NITI Aayog may revamp process of drug selection for price control
The Prime Minister’s Office is said to have asked NITI Aayog to intervene after the pharma lobby expressed dissatisfaction over the proposed pharmaceuticals policy
New Delhi: Government think tank NITI Aayog is working to revamp the existing system of identifying medicines for price control, two persons aware of the matter said.
The Prime Minister’s Office (PMO) asked NITI Aayog to intervene after pharma lobby groups expressed their dissatisfaction over the proposed pharmaceuticals policy, the people cited above said on condition of anonymity. These groups also showed their concern over the way National Pharmaceutical Pricing Authority (NPPA) currently fixes price caps.

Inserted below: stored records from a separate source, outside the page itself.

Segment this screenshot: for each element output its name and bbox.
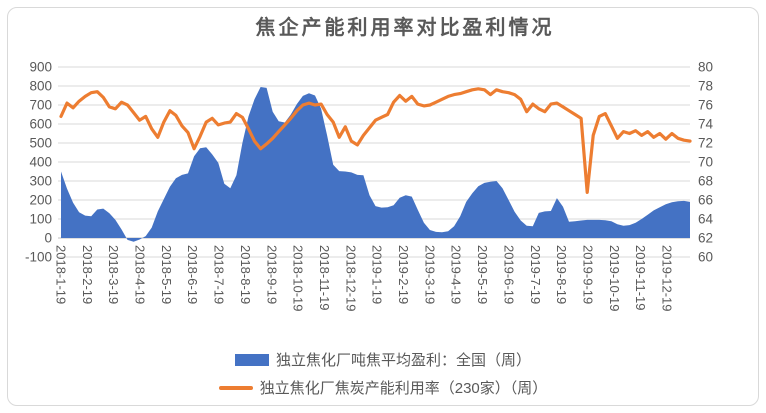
x-axis-date-label: 2019-2-19 bbox=[396, 245, 411, 304]
left-axis-tick: 300 bbox=[29, 174, 52, 189]
left-axis-tick: 500 bbox=[29, 136, 52, 151]
utilization-line-series bbox=[59, 87, 692, 194]
right-axis-tick: 66 bbox=[698, 193, 713, 208]
x-axis-date-label: 2018-1-19 bbox=[54, 245, 69, 304]
x-axis-date-label: 2019-8-19 bbox=[554, 245, 569, 304]
x-axis-date-label: 2018-9-19 bbox=[264, 245, 279, 304]
chart-legend: 独立焦化厂吨焦平均盈利：全国（周） 独立焦化厂焦炭产能利用率（230家）（周） bbox=[0, 349, 766, 398]
left-axis-tick: 400 bbox=[29, 155, 52, 170]
x-axis-date-label: 2018-5-19 bbox=[159, 245, 174, 304]
x-axis-date-label: 2019-11-19 bbox=[633, 245, 648, 311]
right-axis-tick: 68 bbox=[698, 174, 713, 189]
profit-area-swatch-icon bbox=[234, 353, 269, 366]
left-axis-tick: 0 bbox=[44, 231, 52, 246]
x-axis-date-label: 2018-7-19 bbox=[212, 245, 227, 304]
left-axis-tick: 900 bbox=[29, 60, 52, 75]
utilization-line-swatch-icon bbox=[218, 385, 253, 390]
right-axis-tick: 60 bbox=[698, 250, 713, 265]
x-axis-date-label: 2019-9-19 bbox=[580, 245, 595, 304]
right-axis-tick: 62 bbox=[698, 231, 713, 246]
legend-item-profit: 独立焦化厂吨焦平均盈利：全国（周） bbox=[234, 349, 531, 370]
x-axis-date-label: 2018-6-19 bbox=[185, 245, 200, 304]
left-axis-tick: -100 bbox=[25, 250, 52, 265]
x-axis-date-label: 2019-10-19 bbox=[607, 245, 622, 312]
chart-plot: 900 800 700 600 500 400 300 200 100 0 -100 80 78 76 74… bbox=[25, 60, 714, 312]
x-axis-date-label: 2019-12-19 bbox=[660, 245, 675, 312]
x-axis-date-label: 2018-11-19 bbox=[317, 245, 332, 311]
x-axis-date-label: 2018-2-19 bbox=[80, 245, 95, 304]
x-axis-date-label: 2019-7-19 bbox=[528, 245, 543, 304]
x-axis-date-label: 2019-1-19 bbox=[370, 245, 385, 304]
left-axis-tick: 100 bbox=[29, 212, 52, 227]
chart-title: 焦企产能利用率对比盈利情况 bbox=[255, 17, 555, 39]
right-axis-tick: 70 bbox=[698, 155, 713, 170]
x-axis-date-label: 2019-6-19 bbox=[501, 245, 516, 304]
x-axis-date-label: 2019-5-19 bbox=[475, 245, 490, 304]
right-axis-tick: 72 bbox=[698, 136, 713, 151]
right-axis-tick: 74 bbox=[698, 117, 714, 132]
x-axis-date-label: 2019-4-19 bbox=[449, 245, 464, 304]
right-axis-tick: 64 bbox=[698, 212, 714, 227]
right-axis-tick: 80 bbox=[698, 60, 713, 75]
x-axis-date-label: 2018-10-19 bbox=[291, 245, 306, 312]
x-axis-date-label: 2018-8-19 bbox=[238, 245, 253, 304]
left-axis-tick: 800 bbox=[29, 79, 52, 94]
right-axis-tick: 76 bbox=[698, 98, 713, 113]
x-axis-date-label: 2018-4-19 bbox=[133, 245, 148, 304]
left-axis-tick: 700 bbox=[29, 98, 52, 113]
profit-area-series bbox=[61, 87, 690, 242]
left-axis-tick: 600 bbox=[29, 117, 52, 132]
left-axis-tick: 200 bbox=[29, 193, 52, 208]
x-axis-date-label: 2018-3-19 bbox=[106, 245, 121, 304]
x-axis-date-label: 2019-3-19 bbox=[422, 245, 437, 304]
legend-label-utilization: 独立焦化厂焦炭产能利用率（230家）（周） bbox=[259, 380, 548, 397]
right-axis-tick: 78 bbox=[698, 79, 713, 94]
legend-item-utilization: 独立焦化厂焦炭产能利用率（230家）（周） bbox=[218, 377, 548, 398]
x-axis-date-label: 2018-12-19 bbox=[343, 245, 358, 312]
legend-label-profit: 独立焦化厂吨焦平均盈利：全国（周） bbox=[275, 352, 531, 369]
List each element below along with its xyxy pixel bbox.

“The PMO has asked Niti Aayog to prepare a road map and submit a report to the PMO based on their consultations with the pharma lobby groups and pharma experts,” said one of the persons cited above on condition of anonymity.
Currently, the health ministry prepares the list of drugs eligible for price regulation. The department of pharmaceuticals (DoP) then incorporates the National List of Essential Medicines (NLEM) into Schedule 1 of the Drugs (Prices Control) Order (DPCO). Following this, the NPPA fixes the prices of drugs in this schedule. Medicines and devices listed in the NLEM must be sold at the price fixed by NPPA, while those in the non-scheduled list are allowed a maximum annual price hike of 10%. Over 750 formulations are currently in India’s list of essential medicines.
While NPPA governs price control, DPCO is the order by which price control is enforced. DPCOs are issued under the Essential Commodities Act, 1955. The NLEM issued by the health ministry forms the basis of deciding which medicines should come under price control.
On 2 January, NITI Aayog officials had their first meeting with pharma sector experts, who were asked to share their views on NLEM, whether it should be linked to DPCO, which drugs they think should come under price control, whether there is any need to amend the DPCO, how they think price caps should be determined and whether they agree with the current method.
The next round of meeting with pharma lobby groups such as Indian Pharmaceutical Alliance (IPA), Indian Drugs Manufacturers’ Association (IDMA), and officials from pharma companies is slated scheduled for 9 January. NITI Aayog had earlier sent a three-page questionnaire to the lobby groups, which will form the basis of the meeting. The pharma lobby was asked to propose changes in the manner the government identifies medicines that should be brought under price control and what they feel is the best approach to have timely additions and deletions in NLEM. The companies were also asked to share their views about the maximum allowable trade margins on ex-factory price.
“Price control has been an area of concern not only for the pharmaceutical industry but also for the NPPA, which is the price governing body. Various efforts have been made to get the correct balance between the interests of the consumers and pharmaceutical industry, but to no avail. Niti Aayog has been told to bridge that balance and look at the concerns of both consumers and pharma lobby groups,” said the second of the persons earlier mentioned aware of the matter.